While visiting relatives in Media PA I took my son to the Philadelphia Museum of Art. It was a fine museum and we had a great time looking at the exhibits. One thing that stuck me was that all the guards seemed to be mainly unarmed older men and women or young girls plus a few really skinny artsy types. If I assembled a team of 10 burly men and decided to gather up some arm fulls of selected fine art who’s to stop me and this Viking horde before we get to the entrance and make our getaway down the steps? This was Sunday and I didn’t see single armed guard anywhere.
This is strictly a hypothetical as I don’t want Philly dopers (and you know who you are) to turn me in to the popos. It just didn’t seem to be all that well guarded given the value of these priceless works.

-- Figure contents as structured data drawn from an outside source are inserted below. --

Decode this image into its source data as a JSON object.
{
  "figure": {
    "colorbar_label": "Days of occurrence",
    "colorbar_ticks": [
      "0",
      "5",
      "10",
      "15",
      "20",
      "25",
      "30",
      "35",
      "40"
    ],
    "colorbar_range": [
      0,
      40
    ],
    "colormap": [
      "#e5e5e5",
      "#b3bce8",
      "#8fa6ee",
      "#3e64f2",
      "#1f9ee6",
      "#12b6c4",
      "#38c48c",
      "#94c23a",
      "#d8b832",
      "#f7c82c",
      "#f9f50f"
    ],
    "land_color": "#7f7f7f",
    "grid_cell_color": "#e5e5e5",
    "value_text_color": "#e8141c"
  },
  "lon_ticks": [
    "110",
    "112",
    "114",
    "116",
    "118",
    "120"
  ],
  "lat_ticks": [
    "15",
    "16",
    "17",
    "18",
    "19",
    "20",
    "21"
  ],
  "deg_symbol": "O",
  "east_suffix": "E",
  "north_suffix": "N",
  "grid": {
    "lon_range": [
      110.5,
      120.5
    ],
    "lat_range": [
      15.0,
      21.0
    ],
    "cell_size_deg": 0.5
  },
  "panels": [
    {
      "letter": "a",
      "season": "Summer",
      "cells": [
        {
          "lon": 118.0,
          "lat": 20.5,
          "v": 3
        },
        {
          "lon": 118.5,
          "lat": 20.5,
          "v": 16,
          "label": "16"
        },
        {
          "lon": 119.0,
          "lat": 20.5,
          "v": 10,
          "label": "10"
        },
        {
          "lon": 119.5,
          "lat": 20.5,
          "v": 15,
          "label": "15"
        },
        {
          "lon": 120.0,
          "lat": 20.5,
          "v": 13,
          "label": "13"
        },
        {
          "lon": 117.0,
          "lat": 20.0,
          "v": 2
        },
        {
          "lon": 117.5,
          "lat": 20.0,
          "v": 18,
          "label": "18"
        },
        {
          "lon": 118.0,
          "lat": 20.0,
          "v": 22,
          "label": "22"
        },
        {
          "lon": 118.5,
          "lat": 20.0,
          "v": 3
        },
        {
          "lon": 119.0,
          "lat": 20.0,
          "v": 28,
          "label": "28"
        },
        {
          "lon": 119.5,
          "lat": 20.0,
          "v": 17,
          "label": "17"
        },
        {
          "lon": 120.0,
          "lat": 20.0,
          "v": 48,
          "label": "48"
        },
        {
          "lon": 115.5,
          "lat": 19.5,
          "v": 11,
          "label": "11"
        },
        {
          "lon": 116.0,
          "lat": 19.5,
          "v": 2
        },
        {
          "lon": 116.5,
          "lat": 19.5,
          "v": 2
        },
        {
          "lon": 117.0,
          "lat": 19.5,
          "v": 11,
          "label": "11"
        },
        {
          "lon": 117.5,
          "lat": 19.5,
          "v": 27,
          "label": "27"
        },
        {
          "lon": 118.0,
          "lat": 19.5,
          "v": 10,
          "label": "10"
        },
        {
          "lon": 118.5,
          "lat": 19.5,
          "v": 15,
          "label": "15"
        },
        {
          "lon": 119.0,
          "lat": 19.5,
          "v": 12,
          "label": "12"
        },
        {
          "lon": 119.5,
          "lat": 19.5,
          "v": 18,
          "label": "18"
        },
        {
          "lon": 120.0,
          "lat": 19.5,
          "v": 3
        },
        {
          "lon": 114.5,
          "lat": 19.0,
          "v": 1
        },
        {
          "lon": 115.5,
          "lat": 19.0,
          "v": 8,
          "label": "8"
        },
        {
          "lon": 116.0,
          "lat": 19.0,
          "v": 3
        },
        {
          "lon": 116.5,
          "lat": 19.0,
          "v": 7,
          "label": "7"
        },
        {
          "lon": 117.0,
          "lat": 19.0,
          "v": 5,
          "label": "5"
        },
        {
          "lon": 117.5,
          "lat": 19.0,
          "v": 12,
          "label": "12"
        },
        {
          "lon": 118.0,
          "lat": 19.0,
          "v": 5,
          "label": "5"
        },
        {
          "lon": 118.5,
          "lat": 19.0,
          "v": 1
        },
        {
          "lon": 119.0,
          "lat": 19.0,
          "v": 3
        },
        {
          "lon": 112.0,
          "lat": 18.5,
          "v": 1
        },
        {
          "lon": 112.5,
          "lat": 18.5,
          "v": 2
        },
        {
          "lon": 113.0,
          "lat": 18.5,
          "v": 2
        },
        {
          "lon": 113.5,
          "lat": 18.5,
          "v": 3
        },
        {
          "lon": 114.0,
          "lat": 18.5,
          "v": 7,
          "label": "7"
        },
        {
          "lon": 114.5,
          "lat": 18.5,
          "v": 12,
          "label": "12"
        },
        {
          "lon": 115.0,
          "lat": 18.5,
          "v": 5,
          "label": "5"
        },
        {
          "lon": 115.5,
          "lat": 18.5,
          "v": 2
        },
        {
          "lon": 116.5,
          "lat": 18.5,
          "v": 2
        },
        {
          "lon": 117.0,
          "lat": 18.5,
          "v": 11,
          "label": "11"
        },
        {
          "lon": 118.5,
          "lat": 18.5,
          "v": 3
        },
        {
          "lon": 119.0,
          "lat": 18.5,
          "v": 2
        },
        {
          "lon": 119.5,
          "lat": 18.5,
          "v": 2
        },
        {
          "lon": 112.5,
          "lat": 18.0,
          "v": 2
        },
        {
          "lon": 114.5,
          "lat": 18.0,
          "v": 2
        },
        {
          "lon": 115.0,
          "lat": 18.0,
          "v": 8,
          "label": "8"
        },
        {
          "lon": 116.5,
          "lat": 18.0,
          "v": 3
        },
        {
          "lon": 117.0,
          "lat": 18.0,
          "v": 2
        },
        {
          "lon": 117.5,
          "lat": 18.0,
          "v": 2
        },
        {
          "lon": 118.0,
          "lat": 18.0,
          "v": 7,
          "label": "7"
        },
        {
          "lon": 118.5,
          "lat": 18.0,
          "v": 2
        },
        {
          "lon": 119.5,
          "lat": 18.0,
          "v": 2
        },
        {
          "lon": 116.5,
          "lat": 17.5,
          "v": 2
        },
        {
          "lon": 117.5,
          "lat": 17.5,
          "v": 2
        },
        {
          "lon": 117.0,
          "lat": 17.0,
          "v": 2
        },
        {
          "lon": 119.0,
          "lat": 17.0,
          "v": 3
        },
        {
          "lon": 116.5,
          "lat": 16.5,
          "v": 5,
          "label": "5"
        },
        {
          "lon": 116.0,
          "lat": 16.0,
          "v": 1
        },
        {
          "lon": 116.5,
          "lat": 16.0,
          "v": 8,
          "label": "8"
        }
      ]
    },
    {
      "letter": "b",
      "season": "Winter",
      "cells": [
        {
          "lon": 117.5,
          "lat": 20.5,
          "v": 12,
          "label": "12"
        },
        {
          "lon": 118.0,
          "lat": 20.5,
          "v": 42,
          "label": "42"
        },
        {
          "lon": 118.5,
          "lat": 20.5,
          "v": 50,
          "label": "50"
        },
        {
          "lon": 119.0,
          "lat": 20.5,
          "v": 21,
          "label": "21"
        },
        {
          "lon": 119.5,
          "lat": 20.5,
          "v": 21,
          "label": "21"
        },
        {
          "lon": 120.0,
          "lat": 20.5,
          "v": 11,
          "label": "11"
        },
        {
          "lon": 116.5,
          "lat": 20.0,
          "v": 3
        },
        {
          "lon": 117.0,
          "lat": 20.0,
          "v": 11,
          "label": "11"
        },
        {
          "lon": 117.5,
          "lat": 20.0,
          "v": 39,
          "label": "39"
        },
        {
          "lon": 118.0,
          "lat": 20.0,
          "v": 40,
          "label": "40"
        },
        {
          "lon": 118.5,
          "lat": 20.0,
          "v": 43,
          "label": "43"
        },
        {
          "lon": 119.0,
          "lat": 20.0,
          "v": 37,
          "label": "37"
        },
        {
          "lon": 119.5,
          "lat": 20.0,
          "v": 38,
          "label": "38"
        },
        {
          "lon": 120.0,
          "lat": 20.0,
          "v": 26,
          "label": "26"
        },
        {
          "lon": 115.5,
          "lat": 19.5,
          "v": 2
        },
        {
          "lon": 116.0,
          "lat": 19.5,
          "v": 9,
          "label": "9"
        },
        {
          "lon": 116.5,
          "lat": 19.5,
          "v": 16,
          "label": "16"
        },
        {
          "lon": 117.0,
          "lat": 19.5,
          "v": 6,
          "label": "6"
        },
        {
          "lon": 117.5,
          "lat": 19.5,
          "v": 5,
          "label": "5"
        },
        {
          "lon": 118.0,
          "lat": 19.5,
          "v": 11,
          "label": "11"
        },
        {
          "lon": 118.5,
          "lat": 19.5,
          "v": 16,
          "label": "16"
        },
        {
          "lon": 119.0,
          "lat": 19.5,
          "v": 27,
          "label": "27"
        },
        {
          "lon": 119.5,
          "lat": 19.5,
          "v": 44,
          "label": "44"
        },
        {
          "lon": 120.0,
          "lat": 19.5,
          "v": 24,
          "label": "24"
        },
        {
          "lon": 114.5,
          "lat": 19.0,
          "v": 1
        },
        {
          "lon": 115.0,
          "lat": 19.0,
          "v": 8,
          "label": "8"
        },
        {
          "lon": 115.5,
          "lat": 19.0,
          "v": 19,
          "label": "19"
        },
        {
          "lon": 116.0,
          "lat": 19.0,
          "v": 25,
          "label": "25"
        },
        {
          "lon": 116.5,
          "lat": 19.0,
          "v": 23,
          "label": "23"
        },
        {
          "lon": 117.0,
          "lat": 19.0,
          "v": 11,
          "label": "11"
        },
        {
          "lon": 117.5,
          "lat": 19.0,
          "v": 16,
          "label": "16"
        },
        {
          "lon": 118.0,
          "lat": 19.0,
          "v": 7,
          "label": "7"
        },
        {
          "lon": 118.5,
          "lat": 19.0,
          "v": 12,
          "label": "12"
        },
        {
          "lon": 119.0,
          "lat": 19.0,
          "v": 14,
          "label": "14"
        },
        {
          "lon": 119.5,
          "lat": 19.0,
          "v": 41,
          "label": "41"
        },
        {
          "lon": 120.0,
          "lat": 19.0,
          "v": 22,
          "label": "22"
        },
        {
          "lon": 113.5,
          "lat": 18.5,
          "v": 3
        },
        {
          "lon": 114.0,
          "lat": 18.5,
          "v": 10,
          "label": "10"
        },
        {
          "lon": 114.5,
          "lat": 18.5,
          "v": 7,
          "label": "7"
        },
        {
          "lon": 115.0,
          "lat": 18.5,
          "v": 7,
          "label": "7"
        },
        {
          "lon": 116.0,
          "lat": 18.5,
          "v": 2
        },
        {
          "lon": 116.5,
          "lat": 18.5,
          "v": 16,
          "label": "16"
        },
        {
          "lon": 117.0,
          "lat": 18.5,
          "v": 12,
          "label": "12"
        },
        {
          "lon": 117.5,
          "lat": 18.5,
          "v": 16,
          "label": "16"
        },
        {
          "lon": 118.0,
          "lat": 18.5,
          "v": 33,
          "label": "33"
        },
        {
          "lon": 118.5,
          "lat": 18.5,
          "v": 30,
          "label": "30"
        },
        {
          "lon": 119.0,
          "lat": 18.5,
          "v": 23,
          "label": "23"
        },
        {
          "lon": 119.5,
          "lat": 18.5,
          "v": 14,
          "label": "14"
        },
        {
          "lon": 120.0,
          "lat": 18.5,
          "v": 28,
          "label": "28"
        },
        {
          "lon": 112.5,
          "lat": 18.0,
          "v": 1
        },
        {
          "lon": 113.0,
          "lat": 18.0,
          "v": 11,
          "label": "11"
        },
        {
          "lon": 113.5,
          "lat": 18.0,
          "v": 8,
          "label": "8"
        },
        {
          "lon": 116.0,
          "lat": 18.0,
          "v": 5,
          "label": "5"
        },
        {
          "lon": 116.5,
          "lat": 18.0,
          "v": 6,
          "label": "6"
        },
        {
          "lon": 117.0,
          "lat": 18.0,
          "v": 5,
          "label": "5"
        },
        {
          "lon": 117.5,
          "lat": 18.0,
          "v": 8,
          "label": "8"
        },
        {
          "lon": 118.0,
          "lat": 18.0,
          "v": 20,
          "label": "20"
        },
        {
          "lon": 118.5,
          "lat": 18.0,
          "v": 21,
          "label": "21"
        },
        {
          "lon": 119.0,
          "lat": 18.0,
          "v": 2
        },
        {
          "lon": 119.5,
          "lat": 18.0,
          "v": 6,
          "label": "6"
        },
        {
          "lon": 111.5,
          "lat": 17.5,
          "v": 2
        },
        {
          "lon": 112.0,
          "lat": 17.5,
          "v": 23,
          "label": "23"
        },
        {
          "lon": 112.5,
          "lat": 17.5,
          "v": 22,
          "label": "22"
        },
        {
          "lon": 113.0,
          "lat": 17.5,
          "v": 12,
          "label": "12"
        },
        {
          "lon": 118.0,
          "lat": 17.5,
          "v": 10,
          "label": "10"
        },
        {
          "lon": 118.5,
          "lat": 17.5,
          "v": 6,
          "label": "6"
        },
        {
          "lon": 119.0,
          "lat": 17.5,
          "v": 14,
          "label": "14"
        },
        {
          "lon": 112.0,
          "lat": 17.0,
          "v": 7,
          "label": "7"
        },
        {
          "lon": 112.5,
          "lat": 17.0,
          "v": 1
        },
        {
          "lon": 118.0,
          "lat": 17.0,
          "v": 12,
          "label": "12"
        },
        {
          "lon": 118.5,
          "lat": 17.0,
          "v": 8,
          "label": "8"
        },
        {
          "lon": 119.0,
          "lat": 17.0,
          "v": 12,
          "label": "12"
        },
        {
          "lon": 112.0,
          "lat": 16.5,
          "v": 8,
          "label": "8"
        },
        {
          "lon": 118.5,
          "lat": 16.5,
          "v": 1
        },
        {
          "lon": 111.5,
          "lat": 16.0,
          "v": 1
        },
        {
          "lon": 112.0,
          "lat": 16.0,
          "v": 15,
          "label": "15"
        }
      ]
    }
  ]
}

In this electronic day and age, it’s likely the guards are there more as a deterrent to casual vandalism and to ensure the museum’s rules are obeyed, e.g., no photography or touching the displays, than for actual security. That role is most likely taken up primarily by video and other electronic surveillance. Rather than needing a large and expensive security staff, a single, central monitoring office manned by just a few people can more efficiently watch over the entire premises, at a greatly reduced cost.

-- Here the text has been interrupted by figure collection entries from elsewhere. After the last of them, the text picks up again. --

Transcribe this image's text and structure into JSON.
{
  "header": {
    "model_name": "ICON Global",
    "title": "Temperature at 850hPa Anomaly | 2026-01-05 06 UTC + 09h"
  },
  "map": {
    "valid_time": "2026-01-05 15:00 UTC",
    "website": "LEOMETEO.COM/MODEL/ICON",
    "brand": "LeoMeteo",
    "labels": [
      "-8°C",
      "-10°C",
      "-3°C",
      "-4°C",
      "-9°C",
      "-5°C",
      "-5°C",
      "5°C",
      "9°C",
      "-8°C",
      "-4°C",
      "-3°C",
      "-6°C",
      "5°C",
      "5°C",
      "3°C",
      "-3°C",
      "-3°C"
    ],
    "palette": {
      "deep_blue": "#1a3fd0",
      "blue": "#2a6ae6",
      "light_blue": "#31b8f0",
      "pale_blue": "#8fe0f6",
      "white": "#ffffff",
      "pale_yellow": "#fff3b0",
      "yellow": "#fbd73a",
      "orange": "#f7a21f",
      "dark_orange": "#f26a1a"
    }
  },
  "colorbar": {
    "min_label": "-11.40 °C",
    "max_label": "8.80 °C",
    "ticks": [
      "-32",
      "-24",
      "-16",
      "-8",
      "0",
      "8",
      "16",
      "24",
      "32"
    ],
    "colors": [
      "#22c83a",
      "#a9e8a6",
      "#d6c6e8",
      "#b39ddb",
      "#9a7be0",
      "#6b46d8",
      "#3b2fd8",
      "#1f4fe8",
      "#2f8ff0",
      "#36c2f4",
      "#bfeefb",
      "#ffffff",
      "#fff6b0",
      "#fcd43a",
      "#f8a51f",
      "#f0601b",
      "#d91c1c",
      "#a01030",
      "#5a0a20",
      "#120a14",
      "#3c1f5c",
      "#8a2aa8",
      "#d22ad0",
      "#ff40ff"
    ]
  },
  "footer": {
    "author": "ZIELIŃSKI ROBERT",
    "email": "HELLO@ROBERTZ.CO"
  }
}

Maybe not much. The Isabella Stuart Gardner museum in Boston was the victim of this in the early 1990’s to the tune of $300 million dollars worth of lost art. All it took was two thieves pretending to be police officers in the middle of the night who tied up a couple of unarmed guards and had their way with the place. They were never caught and none of the art-work has ever resurfaced.
As a former museum security guard (and harmless-looking woman) I used to tell visitors who asked this question that there is more to museum security than meets the eye. Back then, I was not permitted to elaborate. But in addition, to what Q.E.D. has correctly posted, any major museum is likely to have more firearms on the premises than you would have noticed upon casual observation, undercover security guards keeping an eye on persons exhibiting suspicious behavior, and electronics that will lock exit doors at a moment’s notice.
I assume that the self-sealing exits are what really protects the merchandise, right? I mean, if those locking mechanisms didn’t exist, is the average metropolitan museum really in a position to handle six guys with fully automatic weapons and a concrete plan of action?
Art is hard to fence too. No one steals art unless they have a deal set up to sell it.
Art has no real worth just what people assign to it. Since art is well known you can’t just steal it and sell it to another museum. You have to have a buyer, and since that buyer won’t be able to do much with it, but stick it in his house, the buyer is gonna be awfully picky about what he contracts to get stolen.
So that may also have something to do with it, in some ways art is less valuable than you’d think.
That was the scam behind the theft of the Mona Lisa. The masterminds behind the crime knew that their “clients” would never be able to talk about owning the stolen painting. So they contacted several known purchasers of stolen art, got an agreed price for how much they’d pay for the Mona Lisa, and then arranged to have it stolen.
And which of their potential buyers did they make the sale to? All of them. They ran off a bunch of forgeries and sold one to everyone who had expressed an interest. Each of who believed he was buying the original. It’s not like they were going to compare notes.
And the actual Mona Lisa? The masterminds never touched it. They knew that the likeliest way for them to be caught was by the police following the trail of the stolen painting so they never contacted the thief after he stole it - it was unnecessary as all they needed was for the painting to be stolen so they could plausibly claim to have it. The thief eventually figured out he had been abandoned so he tried to fence it himself and was arrested. When this happened and the painting was recovered, the buyers must have realized they had been duped. But they obviously couldn’t make any complaints.
I’m fairly sure that a museum whose security consisted of legions of ninjas with machine guns would have a tricky time getting art patrons through the front door.
If the masterminds were never caught, and the buyers never complained, and the thief wasn’t in on the scam part, how does anyone know that this happened?
He means it doesn’t have a standard value, as opposed to, say, a dollar or a pound of gold, which will get you something no matter where you take/exchange it. And yes, you could conceive of a society that doesn’t place a value on these things, but they don’t exist. Art, on the other hand, does not have this universal value. For example, I would not be interested in a stolen Picasso painting because I wouldn’t particularly want to put it in my house, and I wouldn’t be able to sell it to anyone else without getting arrested.
Thanks. I looked this up, and it appears the whole story is from the alleged mastermind himself, an Argentinian conman named Eduardo de Valfierno, as told to reporter Karl Decker:
Anyway, the original story by Decker was in The Saturday Evening Post, in 1932 (“Why and How the Mona Lisa Was Stolen,” Saturday Evening Post 204 no. 52:14-15, 89-92). AFAICT, this is the only evidence that the thief, a museum contractor named Vincenzo Perugia, was not acting on his own, as he claimed during his trial.
I think the point is that valuable art is not a fungible good. You can’t throw it into a pile of art at the farmers market and just expect that it will be bought through ordinary commerce at the price at which you hope to get (millions of dollars).